The medication has been granted FDA emergency approval and is given by IV infusion over one hour according to the Department of Military & Veterans Affairs Capt. Andrew Layton, with the recipient being monitored for one hour after infusion. This treatment is approved for infusion in people who are not hospitalized with COVID but present mild to moderate symptoms.
“The outstanding partnership between MDHHS, Spectrum Health, and local EMS providers is another example of our state’s proactive approach to getting the best treatment to our most vulnerable populations, in this case, Michiganders who have already given their utmost to protect us,” said Maj. Gen. Paul Rogers, Adjutant General and Director of Michigan’s Department of Military and Veterans Affairs. “I am excited to see the availability of the antibody Bamlanivimab at the Grand Rapids Home for Veterans; this is another important tool that allows us to go on the offensive against COVID-19.”

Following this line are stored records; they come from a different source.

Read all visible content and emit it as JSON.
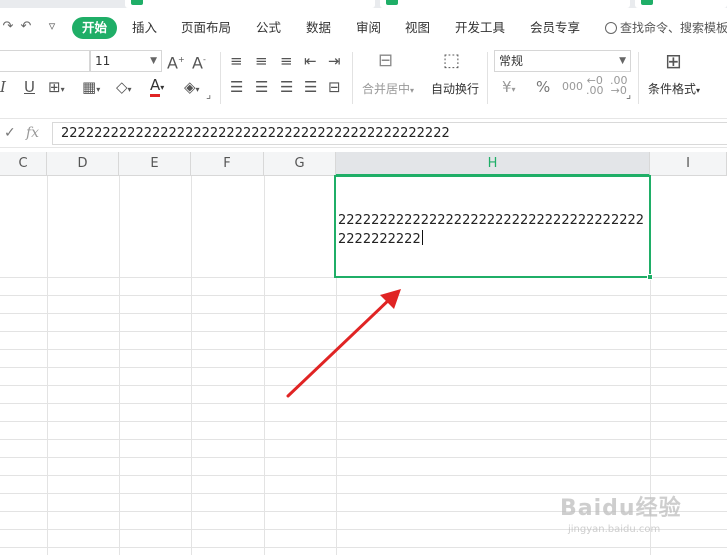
{
  "menu": {
    "items": [
      "开始",
      "插入",
      "页面布局",
      "公式",
      "数据",
      "审阅",
      "视图",
      "开发工具",
      "会员专享"
    ],
    "active_index": 0,
    "search_label": "查找命令、搜索模板"
  },
  "toolbar": {
    "font_size": "11",
    "number_format": "常规",
    "merge_label": "合并居中",
    "wrap_label": "自动换行",
    "conditional_label": "条件格式",
    "currency_symbol": "¥",
    "percent_symbol": "%"
  },
  "formula_bar": {
    "fx_label": "fx",
    "value": "22222222222222222222222222222222222222222222222"
  },
  "columns": [
    "C",
    "D",
    "E",
    "F",
    "G",
    "H",
    "I"
  ],
  "active_column": "H",
  "cell": {
    "text": "22222222222222222222222222222222222222222222222"
  },
  "watermark": {
    "brand": "Baidu经验",
    "url": "jingyan.baidu.com"
  },
  "colors": {
    "accent": "#1fae67",
    "arrow": "#e02424"
  }
}
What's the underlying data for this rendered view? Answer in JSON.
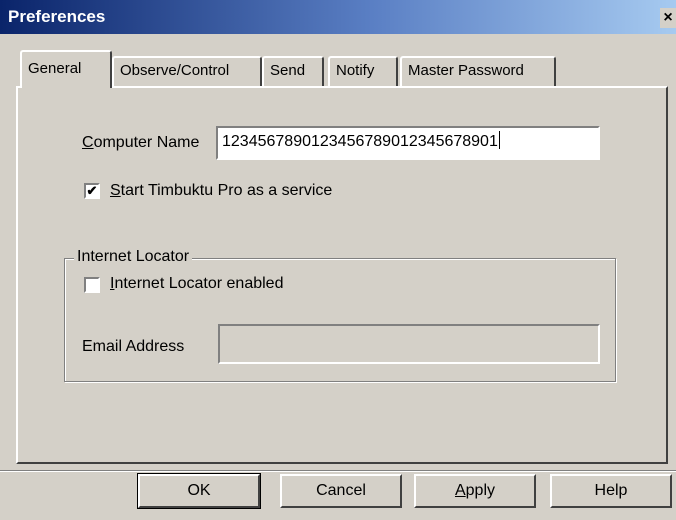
{
  "window": {
    "title": "Preferences",
    "close_glyph": "×"
  },
  "tabs": [
    {
      "label": "General",
      "active": true
    },
    {
      "label": "Observe/Control",
      "active": false
    },
    {
      "label": "Send",
      "active": false
    },
    {
      "label": "Notify",
      "active": false
    },
    {
      "label": "Master Password",
      "active": false
    }
  ],
  "general": {
    "computer_name": {
      "label_first": "C",
      "label_rest": "omputer Name",
      "value": "1234567890123456789012345678901"
    },
    "service": {
      "label_first": "S",
      "label_rest": "tart Timbuktu Pro as a service",
      "checked": true,
      "check_glyph": "✔"
    },
    "internet_locator": {
      "group_title": "Internet Locator",
      "enabled": {
        "label_first": "I",
        "label_rest": "nternet Locator enabled",
        "checked": false
      },
      "email": {
        "label": "Email Address",
        "value": ""
      }
    }
  },
  "buttons": {
    "ok": "OK",
    "cancel": "Cancel",
    "apply_first": "A",
    "apply_rest": "pply",
    "help": "Help"
  }
}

The infusion clinic was directed by an emergency room physician who lead the onsite team the Department of Military & Veterans Affairs reports. Local EMS providers supported with the establishment of IV access and nurses from the MDHHS Mobile Crisis Teams monitored the infusions for any adverse reactions. MDDHS Mobile Crisis Teams certified nursing assistants were also onsite to provide assistance with member needs.
“This infusion clinic demonstrates the exciting opportunity that exists when state and local partners to work together to combat COVID-19,” said Dr. Joneigh Khaldun, chief medical executive and chief deputy for health for MDHHS. “I am thrilled this coalition could quickly come together to safely administer this potentially life-saving treatment to Michigan veterans.”